I practiced like a friggin’ maniac for a few months and then went out to the South Bend honky-tonks and started making friends and sitting in, and pretty soon I had some gigs.
The pickers I met in the bars were some great guys. A lot of them had worked with Buddy Emmons when he was still just a local picker, and they were pretty helpful to a long-haired hippie-type guy who just wanted to play shuffles and ballads on his new steel guitar.
The first few gigs I landed were in some dives in Mishawaka and South Bend with a bunch of drunks who could barely count to 4/4, and who made more money selling speed on the breaks than they did picking, but pretty soon I was playing at the Silver Dollar Saloon in South Bend, which was the the best gig in town.
Elmer Hobor was the first steel guitar player I met, at the Silver Dollar. He let me sit in on his Sho~Bud, and that’s the first time anybody heard me play.
Jesse Smith had a band called the Roadrunners, and he hired me to pick with him. They worked pretty regular on the weekends, and they did a lot of Texas stuff, so that was cool with me.
Then I got hooked up with Gene Robertson, who had a band called the Echos. They had a weekend gig at the El Rancho in New Buffalo, MI, just across the state line. Buddy Williams was the guitar player. He was left-handed, and played a regular guitar upside down. D’ho! He was a Lloyd Green freak, and I tried to transpose his licks to my steel guitar.
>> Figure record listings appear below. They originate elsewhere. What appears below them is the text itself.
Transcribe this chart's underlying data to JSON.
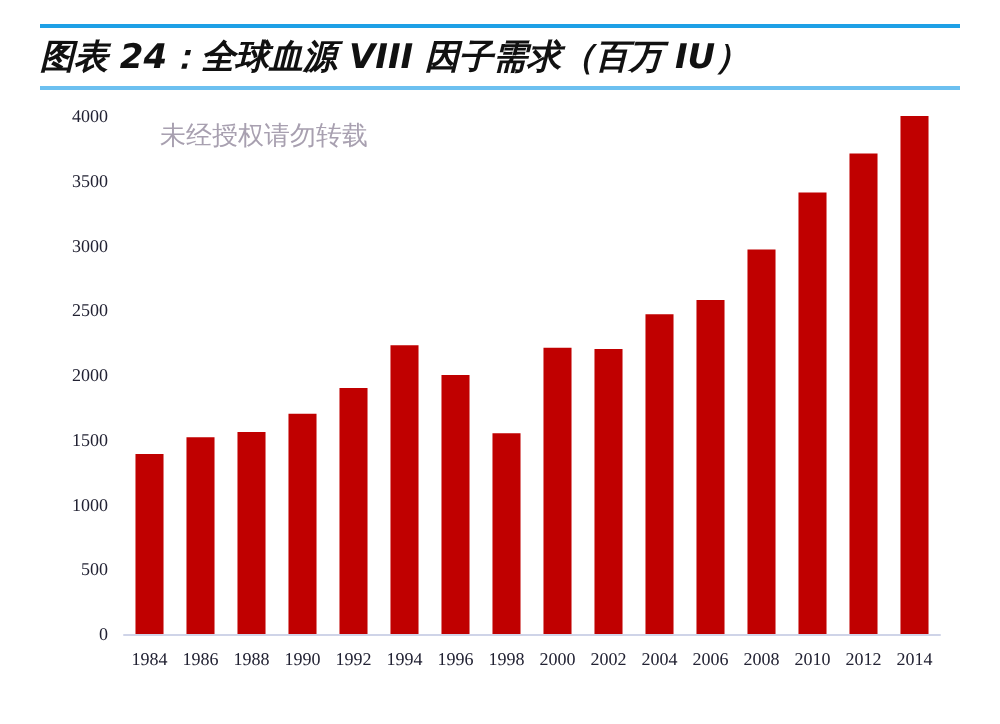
{
  "chart_data": {
    "type": "bar",
    "title": "图表 24：全球血源 VIII 因子需求（百万 IU）",
    "annotations": [
      "未经授权请勿转载"
    ],
    "categories": [
      "1984",
      "1986",
      "1988",
      "1990",
      "1992",
      "1994",
      "1996",
      "1998",
      "2000",
      "2002",
      "2004",
      "2006",
      "2008",
      "2010",
      "2012",
      "2014"
    ],
    "values": [
      1390,
      1520,
      1560,
      1700,
      1900,
      2230,
      2000,
      1550,
      2210,
      2200,
      2470,
      2580,
      2970,
      3410,
      3710,
      4000
    ],
    "color": "#c00000",
    "ylim": [
      0,
      4000
    ],
    "yticks": [
      0,
      500,
      1000,
      1500,
      2000,
      2500,
      3000,
      3500,
      4000
    ],
    "grid": false
  }
}
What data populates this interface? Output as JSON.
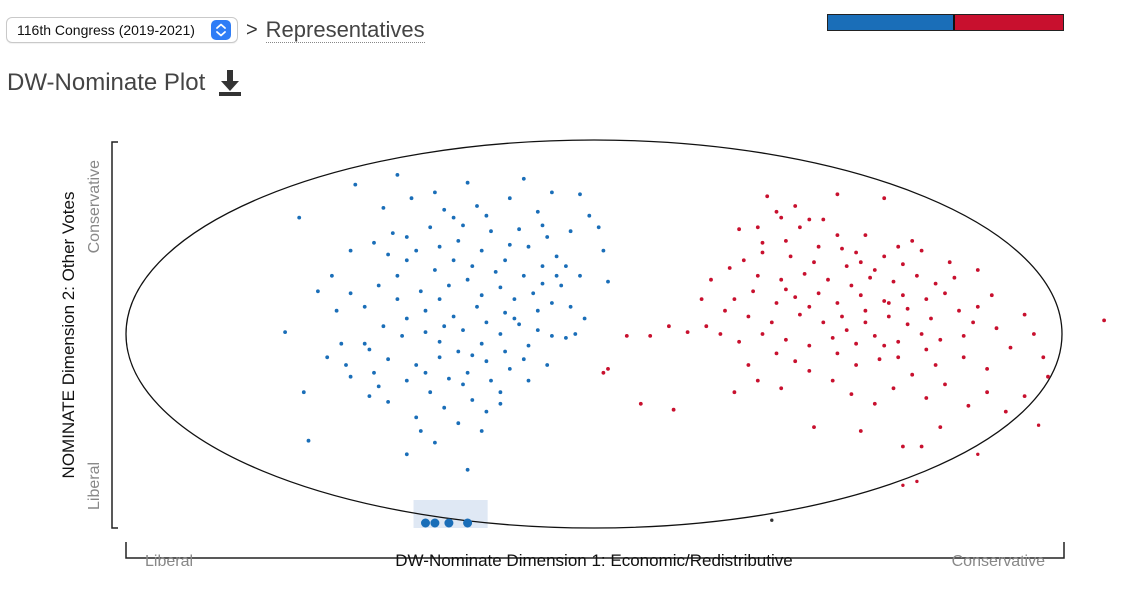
{
  "header": {
    "congress_select": "116th Congress (2019-2021)",
    "separator": ">",
    "breadcrumb": "Representatives"
  },
  "plot_title": "DW-Nominate Plot",
  "icons": {
    "download": "download-icon",
    "select_arrow": "updown-chevron-icon"
  },
  "colors": {
    "democrat": "#1a6eb8",
    "republican": "#c8102e",
    "highlight": "#dfe8f4"
  },
  "party_bar": {
    "democrat_share": 0.54,
    "republican_share": 0.46
  },
  "chart_data": {
    "type": "scatter",
    "xlabel": "DW-Nominate Dimension 1: Economic/Redistributive",
    "ylabel": "NOMINATE Dimension 2: Other Votes",
    "x_low_label": "Liberal",
    "x_high_label": "Conservative",
    "y_low_label": "Liberal",
    "y_high_label": "Conservative",
    "xlim": [
      -1,
      1
    ],
    "ylim": [
      -1,
      1
    ],
    "series": [
      {
        "party": "democrat",
        "points": [
          [
            -0.42,
            0.82
          ],
          [
            -0.51,
            0.77
          ],
          [
            -0.27,
            0.78
          ],
          [
            -0.34,
            0.73
          ],
          [
            -0.45,
            0.65
          ],
          [
            -0.63,
            0.6
          ],
          [
            -0.32,
            0.64
          ],
          [
            -0.23,
            0.61
          ],
          [
            -0.18,
            0.7
          ],
          [
            -0.12,
            0.63
          ],
          [
            -0.16,
            0.54
          ],
          [
            -0.22,
            0.53
          ],
          [
            -0.28,
            0.56
          ],
          [
            -0.35,
            0.55
          ],
          [
            -0.4,
            0.5
          ],
          [
            -0.47,
            0.47
          ],
          [
            -0.52,
            0.43
          ],
          [
            -0.44,
            0.41
          ],
          [
            -0.38,
            0.43
          ],
          [
            -0.33,
            0.45
          ],
          [
            -0.29,
            0.48
          ],
          [
            -0.24,
            0.43
          ],
          [
            -0.19,
            0.38
          ],
          [
            -0.14,
            0.45
          ],
          [
            -0.1,
            0.5
          ],
          [
            -0.05,
            0.53
          ],
          [
            -0.11,
            0.35
          ],
          [
            -0.08,
            0.3
          ],
          [
            -0.15,
            0.3
          ],
          [
            -0.26,
            0.35
          ],
          [
            -0.34,
            0.33
          ],
          [
            -0.42,
            0.3
          ],
          [
            -0.56,
            0.3
          ],
          [
            -0.59,
            0.22
          ],
          [
            -0.52,
            0.21
          ],
          [
            -0.46,
            0.25
          ],
          [
            -0.37,
            0.22
          ],
          [
            -0.31,
            0.25
          ],
          [
            -0.27,
            0.28
          ],
          [
            -0.24,
            0.2
          ],
          [
            -0.2,
            0.24
          ],
          [
            -0.17,
            0.18
          ],
          [
            -0.13,
            0.21
          ],
          [
            -0.09,
            0.16
          ],
          [
            -0.07,
            0.25
          ],
          [
            -0.03,
            0.3
          ],
          [
            -0.12,
            0.12
          ],
          [
            -0.19,
            0.11
          ],
          [
            -0.25,
            0.14
          ],
          [
            -0.3,
            0.09
          ],
          [
            -0.36,
            0.12
          ],
          [
            -0.4,
            0.08
          ],
          [
            -0.45,
            0.04
          ],
          [
            -0.41,
            -0.01
          ],
          [
            -0.36,
            0.01
          ],
          [
            -0.32,
            0.04
          ],
          [
            -0.28,
            0.02
          ],
          [
            -0.23,
            0.06
          ],
          [
            -0.2,
            0.0
          ],
          [
            -0.16,
            0.05
          ],
          [
            -0.12,
            0.02
          ],
          [
            -0.09,
            -0.01
          ],
          [
            -0.14,
            -0.06
          ],
          [
            -0.19,
            -0.09
          ],
          [
            -0.24,
            -0.05
          ],
          [
            -0.29,
            -0.09
          ],
          [
            -0.33,
            -0.12
          ],
          [
            -0.38,
            -0.16
          ],
          [
            -0.44,
            -0.13
          ],
          [
            -0.48,
            -0.08
          ],
          [
            -0.54,
            -0.05
          ],
          [
            -0.57,
            -0.12
          ],
          [
            -0.52,
            -0.22
          ],
          [
            -0.46,
            -0.27
          ],
          [
            -0.4,
            -0.24
          ],
          [
            -0.35,
            -0.3
          ],
          [
            -0.31,
            -0.23
          ],
          [
            -0.27,
            -0.2
          ],
          [
            -0.23,
            -0.14
          ],
          [
            -0.18,
            -0.18
          ],
          [
            -0.14,
            -0.24
          ],
          [
            -0.1,
            -0.16
          ],
          [
            -0.2,
            -0.3
          ],
          [
            -0.26,
            -0.34
          ],
          [
            -0.32,
            -0.38
          ],
          [
            -0.38,
            -0.43
          ],
          [
            -0.29,
            -0.46
          ],
          [
            -0.24,
            -0.5
          ],
          [
            -0.34,
            -0.56
          ],
          [
            -0.4,
            -0.62
          ],
          [
            -0.27,
            -0.7
          ],
          [
            -0.62,
            -0.3
          ],
          [
            -0.61,
            -0.55
          ],
          [
            -0.66,
            0.01
          ],
          [
            -0.49,
            0.14
          ],
          [
            -0.05,
            0.14
          ],
          [
            -0.02,
            0.08
          ],
          [
            -0.06,
            -0.02
          ],
          [
            -0.21,
            0.32
          ],
          [
            -0.33,
            0.18
          ],
          [
            -0.42,
            0.18
          ],
          [
            -0.17,
            0.08
          ],
          [
            -0.26,
            -0.11
          ],
          [
            -0.22,
            -0.24
          ],
          [
            -0.01,
            0.61
          ],
          [
            0.02,
            0.43
          ],
          [
            -0.08,
            0.4
          ],
          [
            -0.3,
            0.6
          ],
          [
            -0.39,
            0.7
          ],
          [
            -0.15,
            0.8
          ],
          [
            -0.09,
            0.73
          ],
          [
            -0.03,
            0.72
          ],
          [
            0.01,
            0.55
          ],
          [
            -0.49,
            -0.05
          ],
          [
            -0.53,
            -0.16
          ],
          [
            -0.48,
            -0.32
          ],
          [
            -0.36,
            -0.2
          ],
          [
            -0.3,
            0.38
          ],
          [
            -0.18,
            0.46
          ],
          [
            -0.11,
            0.56
          ],
          [
            0.03,
            0.27
          ],
          [
            -0.04,
            0.0
          ],
          [
            -0.44,
            -0.35
          ],
          [
            -0.37,
            -0.5
          ],
          [
            -0.23,
            -0.4
          ],
          [
            -0.15,
            -0.13
          ],
          [
            -0.4,
            0.38
          ],
          [
            -0.55,
            0.12
          ],
          [
            -0.28,
            -0.26
          ],
          [
            -0.2,
            -0.36
          ],
          [
            -0.33,
            -0.04
          ],
          [
            -0.47,
            -0.2
          ],
          [
            -0.43,
            0.52
          ],
          [
            -0.25,
            0.66
          ],
          [
            -0.06,
            0.35
          ],
          [
            -0.11,
            0.26
          ]
        ]
      },
      {
        "party": "republican",
        "points": [
          [
            0.39,
            0.63
          ],
          [
            0.46,
            0.59
          ],
          [
            0.35,
            0.55
          ],
          [
            0.52,
            0.51
          ],
          [
            0.41,
            0.48
          ],
          [
            0.48,
            0.45
          ],
          [
            0.56,
            0.42
          ],
          [
            0.62,
            0.4
          ],
          [
            0.7,
            0.43
          ],
          [
            0.66,
            0.36
          ],
          [
            0.6,
            0.33
          ],
          [
            0.54,
            0.35
          ],
          [
            0.47,
            0.37
          ],
          [
            0.42,
            0.4
          ],
          [
            0.36,
            0.42
          ],
          [
            0.32,
            0.38
          ],
          [
            0.29,
            0.34
          ],
          [
            0.35,
            0.3
          ],
          [
            0.4,
            0.28
          ],
          [
            0.45,
            0.31
          ],
          [
            0.5,
            0.28
          ],
          [
            0.55,
            0.25
          ],
          [
            0.59,
            0.29
          ],
          [
            0.64,
            0.27
          ],
          [
            0.69,
            0.3
          ],
          [
            0.73,
            0.26
          ],
          [
            0.77,
            0.29
          ],
          [
            0.75,
            0.21
          ],
          [
            0.71,
            0.18
          ],
          [
            0.66,
            0.2
          ],
          [
            0.62,
            0.17
          ],
          [
            0.57,
            0.2
          ],
          [
            0.52,
            0.16
          ],
          [
            0.48,
            0.21
          ],
          [
            0.43,
            0.19
          ],
          [
            0.39,
            0.16
          ],
          [
            0.34,
            0.22
          ],
          [
            0.3,
            0.18
          ],
          [
            0.28,
            0.12
          ],
          [
            0.33,
            0.09
          ],
          [
            0.38,
            0.06
          ],
          [
            0.44,
            0.1
          ],
          [
            0.49,
            0.06
          ],
          [
            0.53,
            0.09
          ],
          [
            0.58,
            0.06
          ],
          [
            0.63,
            0.09
          ],
          [
            0.67,
            0.05
          ],
          [
            0.72,
            0.08
          ],
          [
            0.78,
            0.12
          ],
          [
            0.81,
            0.06
          ],
          [
            0.79,
            -0.01
          ],
          [
            0.74,
            -0.03
          ],
          [
            0.7,
            0.0
          ],
          [
            0.65,
            -0.04
          ],
          [
            0.6,
            -0.01
          ],
          [
            0.56,
            -0.05
          ],
          [
            0.51,
            -0.02
          ],
          [
            0.46,
            -0.06
          ],
          [
            0.41,
            -0.03
          ],
          [
            0.36,
            0.0
          ],
          [
            0.31,
            -0.04
          ],
          [
            0.27,
            0.0
          ],
          [
            0.24,
            0.04
          ],
          [
            0.2,
            0.01
          ],
          [
            0.16,
            0.04
          ],
          [
            0.12,
            -0.01
          ],
          [
            0.07,
            -0.01
          ],
          [
            0.03,
            -0.18
          ],
          [
            0.02,
            -0.2
          ],
          [
            0.1,
            -0.36
          ],
          [
            0.17,
            -0.39
          ],
          [
            0.3,
            -0.3
          ],
          [
            0.35,
            -0.24
          ],
          [
            0.4,
            -0.28
          ],
          [
            0.46,
            -0.19
          ],
          [
            0.51,
            -0.24
          ],
          [
            0.55,
            -0.31
          ],
          [
            0.6,
            -0.36
          ],
          [
            0.64,
            -0.28
          ],
          [
            0.68,
            -0.21
          ],
          [
            0.71,
            -0.33
          ],
          [
            0.75,
            -0.26
          ],
          [
            0.8,
            -0.37
          ],
          [
            0.84,
            -0.3
          ],
          [
            0.88,
            -0.4
          ],
          [
            0.92,
            -0.32
          ],
          [
            0.96,
            -0.12
          ],
          [
            0.97,
            -0.22
          ],
          [
            0.74,
            -0.48
          ],
          [
            0.7,
            -0.58
          ],
          [
            0.66,
            -0.58
          ],
          [
            0.57,
            -0.5
          ],
          [
            0.47,
            -0.48
          ],
          [
            0.61,
            -0.13
          ],
          [
            0.52,
            -0.1
          ],
          [
            0.43,
            -0.14
          ],
          [
            0.82,
            0.14
          ],
          [
            0.86,
            0.03
          ],
          [
            0.89,
            -0.07
          ],
          [
            0.84,
            -0.18
          ],
          [
            0.79,
            -0.12
          ],
          [
            0.73,
            -0.16
          ],
          [
            0.65,
            -0.12
          ],
          [
            0.56,
            -0.16
          ],
          [
            0.53,
            0.44
          ],
          [
            0.58,
            0.51
          ],
          [
            0.49,
            0.59
          ],
          [
            0.43,
            0.66
          ],
          [
            0.52,
            0.72
          ],
          [
            0.62,
            0.7
          ],
          [
            0.37,
            0.71
          ],
          [
            0.31,
            0.54
          ],
          [
            0.76,
            0.37
          ],
          [
            0.82,
            0.33
          ],
          [
            0.68,
            0.48
          ],
          [
            0.44,
            0.55
          ],
          [
            0.36,
            0.47
          ],
          [
            0.25,
            0.28
          ],
          [
            0.23,
            0.18
          ],
          [
            0.58,
            0.12
          ],
          [
            0.63,
            0.16
          ],
          [
            0.46,
            0.14
          ],
          [
            0.41,
            0.23
          ],
          [
            0.54,
            0.02
          ],
          [
            0.67,
            0.13
          ],
          [
            0.85,
            0.2
          ],
          [
            0.92,
            0.1
          ],
          [
            0.94,
            0.0
          ],
          [
            0.71,
            -0.08
          ],
          [
            0.62,
            -0.06
          ],
          [
            0.39,
            -0.1
          ],
          [
            0.33,
            -0.16
          ],
          [
            1.09,
            0.07
          ],
          [
            0.4,
            0.6
          ],
          [
            0.57,
            0.37
          ],
          [
            0.65,
            0.45
          ]
        ]
      }
    ],
    "boundary_points": [
      {
        "party": "democrat",
        "x": -0.36,
        "y": -1.0
      },
      {
        "party": "democrat",
        "x": -0.34,
        "y": -1.0
      },
      {
        "party": "democrat",
        "x": -0.31,
        "y": -1.0
      },
      {
        "party": "democrat",
        "x": -0.27,
        "y": -1.0
      }
    ],
    "edge_points": [
      {
        "party": "republican",
        "x": 0.66,
        "y": -0.78
      },
      {
        "party": "republican",
        "x": 0.69,
        "y": -0.76
      },
      {
        "party": "republican",
        "x": 0.82,
        "y": -0.62
      },
      {
        "party": "republican",
        "x": 0.95,
        "y": -0.47
      },
      {
        "party": "neutral",
        "x": 0.38,
        "y": -0.96
      }
    ]
  }
}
Gene and Buddy told me all about Emmons – hell, I didn’t even know that he was the steel player on so many Ray Price records. That’s how green I was. They took me to Cal City one night, where Emmons used to spend so much time, and we hung out at Mary’s Place all night ‘til they closed, which was about 5AM. Gene had another guitar player later, Ron Dailey, who was a fine player.
Chuck Drew played steel guitar at some of the joints around town. He was Buddy’s cousin, and he had a 60’s P/P without any knee levers, and I went with him to Buddy’s house in Nashville to get Buddy to update his guitar. We stayed a couple days with Buddy, and Peggy was a sweetheart, the perfect hostess, and and an angel.
Ray Barrier had a band for years at the Silver Dollar, and I worked with them once in a a while. His brother Joe played bass and Sonny Barrier was the drummer. They had bluegrass roots, but they could do some kick-ass country, especially when Houston Trivett was singing.
Junior Ward was a singer/bass player around South Bend who did some great Price stuff. Emmons played on one of his early records. Junior took up steel guitar, after he just couldn’t stand it any more, and he’s still picking.
Jim Reisner played steel guitar with Gene Robertson before I did. He was a state cop, and he pulled Johnny Paycheck’s bus over one time just so he could talk to the steel player, who was Jim Vest.
Y’know, you just can’t get anywhere as a musician unless you have some other musicians to pick with, and I’ll always be grateful to those guys around South Bend so many years ago, many of whom are dead now, for their encouragement and helpfulness.
Charlie Collins, longtime guitarist in Roy Acuff’s Smoky Mountain Boys, died Thursday (Jan. 12) at age 78. As someone said on the Opry tonight, he beat us going home to Jesus. I was his seat-mate on a flight to London to do the Wembley Show in 1980, and I know some of his family. He was a good ol’ boy and a great picker and will be missed by everyone who knew him or ever heard him play.